Zari is running as an independent candidate from the Bajaur district of Pakistan's Federally Administered Tribal Areas, situated along the Afghan border west of Khyber Pakhtunkhwa province and the Swat Valley -- a Taliban stronghold rife with violence. The Taliban have threatened candidates with death, although Zari told UPI Next she has not received any threats.
She is running against 24 male candidates, including a local landlord member of the socially conservative and Islamist Jamaat-e-Islam.
"Although I am uneducated, I thought I should do something for the people, especially the women of my area," she said by cell phone.
The situation in her area "is not as bad as it is portrayed in the media," she said, adding that women veil their faces and cover themselves so strangers cannot see them, "but they also get an education." She spoke in Pashto, while her sister-in-law, who has a master's degree in physics, translated.

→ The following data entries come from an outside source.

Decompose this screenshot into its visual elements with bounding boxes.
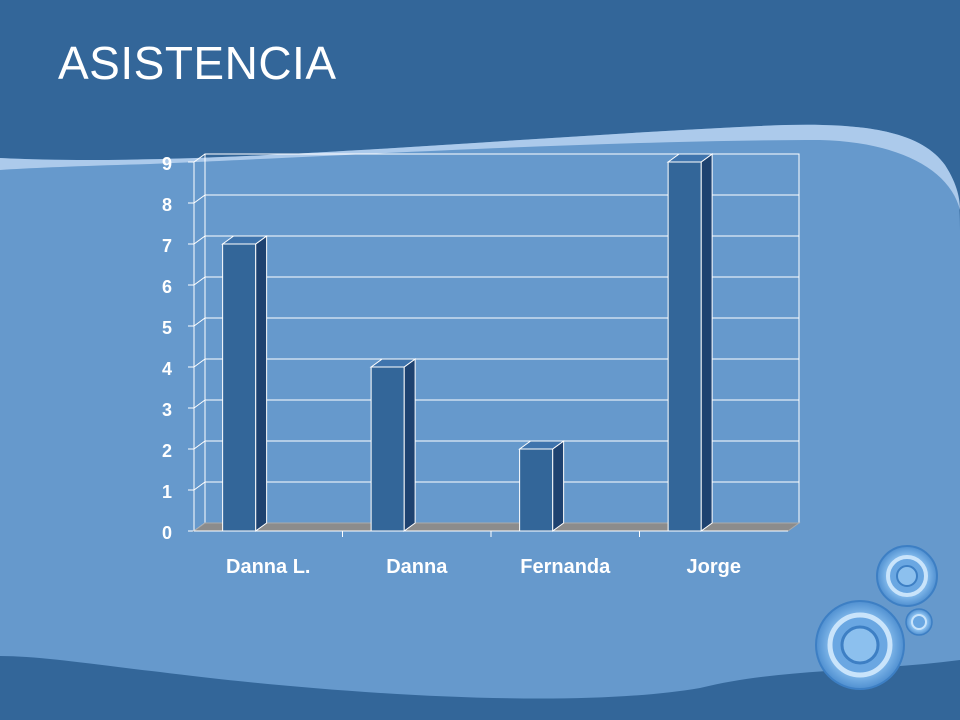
gridline [193, 317, 799, 327]
gridline [193, 276, 799, 286]
y-tick-label: 2 [162, 441, 172, 461]
y-tick-label: 6 [162, 277, 172, 297]
gridline [193, 358, 799, 368]
y-tick-label: 8 [162, 195, 172, 215]
gridline [193, 153, 799, 163]
gridline [193, 194, 799, 204]
x-category-label: Fernanda [520, 556, 611, 578]
gridline [193, 481, 799, 491]
y-tick-label: 0 [162, 523, 172, 543]
bar-side [255, 235, 268, 532]
wave-highlight [0, 124, 960, 210]
body-background [0, 124, 960, 699]
gridline [193, 399, 799, 409]
concentric-rings-icon [815, 545, 938, 690]
y-tick-label: 9 [162, 154, 172, 174]
slide-title: ASISTENCIA [58, 37, 337, 89]
y-tick-label: 4 [162, 359, 172, 379]
y-tick-label: 7 [162, 236, 172, 256]
bar-jorge [667, 161, 702, 532]
y-tick-label: 5 [162, 318, 172, 338]
bar-danna-l [222, 243, 257, 532]
gridline [193, 440, 799, 450]
x-category-label: Danna [386, 556, 448, 578]
bar-fernanda [519, 448, 554, 532]
bar-side [403, 358, 416, 532]
bar-danna [370, 366, 405, 532]
x-category-label: Danna L. [226, 556, 310, 578]
y-tick-label: 1 [162, 482, 172, 502]
gridline [193, 235, 799, 245]
bar-side [700, 153, 713, 532]
bar-side [552, 440, 565, 532]
x-category-label: Jorge [687, 556, 741, 578]
bar-chart: 0 1 2 3 4 5 6 7 8 9 Danna L. Danna Fernanda Jorge [162, 153, 801, 578]
y-tick-label: 3 [162, 400, 172, 420]
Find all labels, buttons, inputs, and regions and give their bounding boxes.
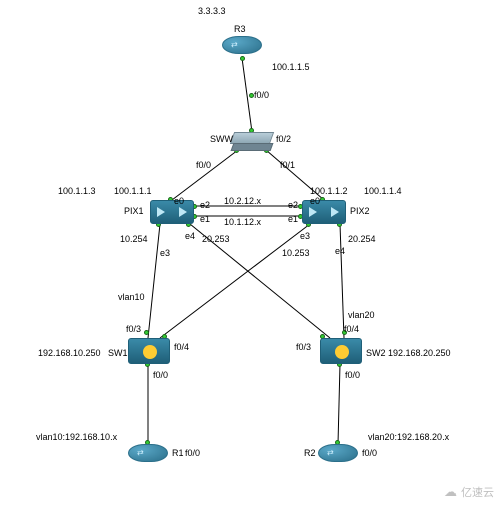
if-pix1-e0: e0 (174, 196, 184, 206)
if-sww-f00: f0/0 (196, 160, 211, 170)
if-pix2-e2: e2 (288, 200, 298, 210)
label-r1: R1 (172, 448, 184, 458)
if-sww-f01: f0/1 (280, 160, 295, 170)
ip-r3-lo: 3.3.3.3 (198, 6, 226, 16)
if-pix1-e2: e2 (200, 200, 210, 210)
if-sw1-f00: f0/0 (153, 370, 168, 380)
ip-pix2-e4: 20.254 (348, 234, 376, 244)
if-pix1-e1: e1 (200, 214, 210, 224)
node-sw2 (320, 338, 362, 364)
if-sw1-f03: f0/3 (126, 324, 141, 334)
node-sw1 (128, 338, 170, 364)
ip-pix1-e3: 10.254 (120, 234, 148, 244)
lbl-vlan20net: vlan20:192.168.20.x (368, 432, 449, 442)
if-sw2-f00: f0/0 (345, 370, 360, 380)
ip-pix1-e4: 20.253 (202, 234, 230, 244)
if-sww-f02: f0/2 (276, 134, 291, 144)
label-sww: SWW (210, 134, 233, 144)
node-pix1 (150, 200, 194, 224)
if-pix1-e4: e4 (185, 231, 195, 241)
label-sw2: SW2 (366, 348, 386, 358)
if-pix2-e1: e1 (288, 214, 298, 224)
node-r2: ⇄ (318, 444, 358, 468)
if-pix2-e3: e3 (300, 231, 310, 241)
ip-pix2-e3: 10.253 (282, 248, 310, 258)
port-dot (144, 330, 149, 335)
label-pix2: PIX2 (350, 206, 370, 216)
watermark: ☁ 亿速云 (444, 484, 494, 500)
if-sw2-f04: f0/4 (344, 324, 359, 334)
ip-pix1-out: 100.1.1.1 (114, 186, 152, 196)
lbl-vlan10: vlan10 (118, 292, 145, 302)
topology-lines (0, 0, 500, 506)
if-pix2-e4: e4 (335, 246, 345, 256)
ip-pix2-out: 100.1.1.2 (310, 186, 348, 196)
if-pix2-e0: e0 (310, 196, 320, 206)
ip-pix1-out-b: 100.1.1.3 (58, 186, 96, 196)
label-r2: R2 (304, 448, 316, 458)
node-sww (232, 132, 272, 152)
lbl-vlan20: vlan20 (348, 310, 375, 320)
ip-r3-f00: 100.1.1.5 (272, 62, 310, 72)
label-r3: R3 (234, 24, 246, 34)
lbl-vlan10net: vlan10:192.168.10.x (36, 432, 117, 442)
if-pix1-e3: e3 (160, 248, 170, 258)
if-r3-f00: f0/0 (254, 90, 269, 100)
ip-sw2: 192.168.20.250 (388, 348, 451, 358)
label-sw1: SW1 (108, 348, 128, 358)
if-r2-f00: f0/0 (362, 448, 377, 458)
if-sw1-f04: f0/4 (174, 342, 189, 352)
watermark-text: 亿速云 (461, 484, 494, 500)
if-sw2-f03: f0/3 (296, 342, 311, 352)
label-pix1: PIX1 (124, 206, 144, 216)
cloud-icon: ☁ (444, 484, 457, 500)
node-r1: ⇄ (128, 444, 168, 468)
ip-link-e1: 10.1.12.x (224, 217, 261, 227)
if-r1-f00: f0/0 (185, 448, 200, 458)
node-pix2 (302, 200, 346, 224)
ip-pix2-out-b: 100.1.1.4 (364, 186, 402, 196)
ip-sw1: 192.168.10.250 (38, 348, 101, 358)
ip-link-e2: 10.2.12.x (224, 196, 261, 206)
node-r3: ⇄ (222, 36, 262, 60)
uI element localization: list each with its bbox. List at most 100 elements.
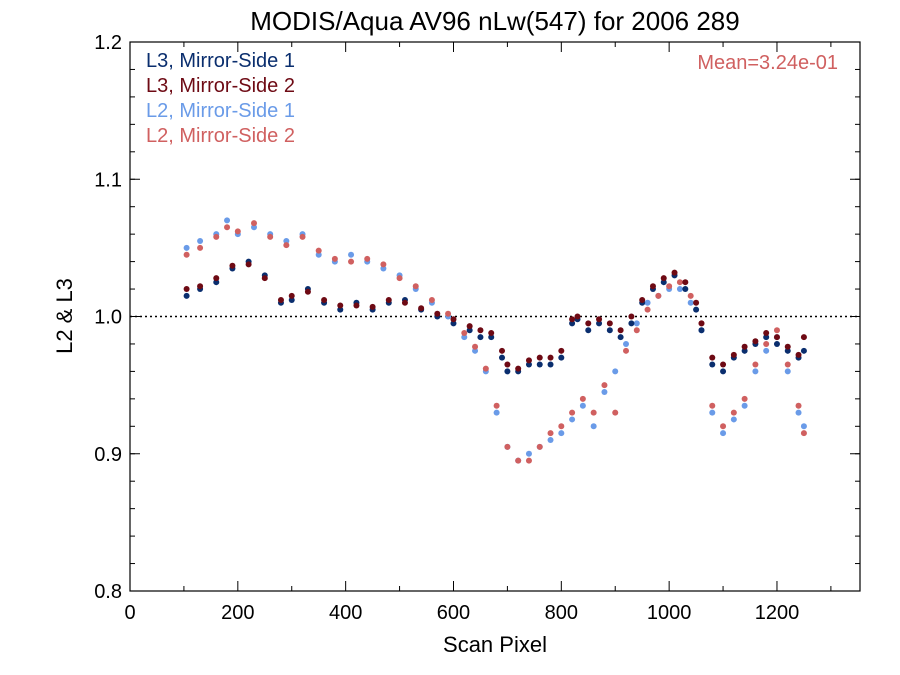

Zari said her religious duty is to promote health and education in her community, and that women of her area are willing to vote for her.
"Many got their national identity cards made so they could vote," she said.
She also has male support, she said.
"Men of my family and village, Arang in Bajaur Agency, have applauded my decision and are supporting me. Mohammad Sultan, my husband, is the principal of the school in Bajaur is also helping me campaign, which we are doing door-to-door. He and my brother-in-law, who is a doctor, also campaign for me by talking to the people they meet during their profession."
She said no party offered her an election slot and that she does not want to be part of a party.
"My manifesto is to work to improve the situation of education and health in my area," Zari said. She wants to help provide employment for orphans and widows by establishing centers where they can learn marketable skills.
Pakistani law reserves 60 National Assembly seats for women. Of the 4,671 candidates running for seats, 161 are female. At the provincial assembly level, 355 of the roughly 11,000 candidates are women. Almost 50 percent of the country's voters are women.
"The large ratio of female votes can turn an election," former Election Commission officer Shoaib Ashraf, a lawyer, told UPI Next. "Males have become aware of the importance of the female vote and therefore those who had forbidden their females from voting in the past have allowed them to not only vote but contest these elections."
The emergence of female candidates in terrorism-prone tribal areas such as Bajaur is an "unprecedented welcome step," Human Rights Minister Anis Haroon said.
"This will empower the women of these areas," Haroon told UPI Next.
"Even though they will not win, this symbolic process reveals that a change has come in the mindset of the society which will pave a path for more changes regarding women in the future," he said.
Haroon said the process "no doubt has male support," calling it "a great political statement."
"We will probably be seeing a greater female voter turnout in the May 11 elections as compared to no females voting as in the past," he said.
"There is hope," he said, "that this change will allow women to resolve issues faced by women in these areas."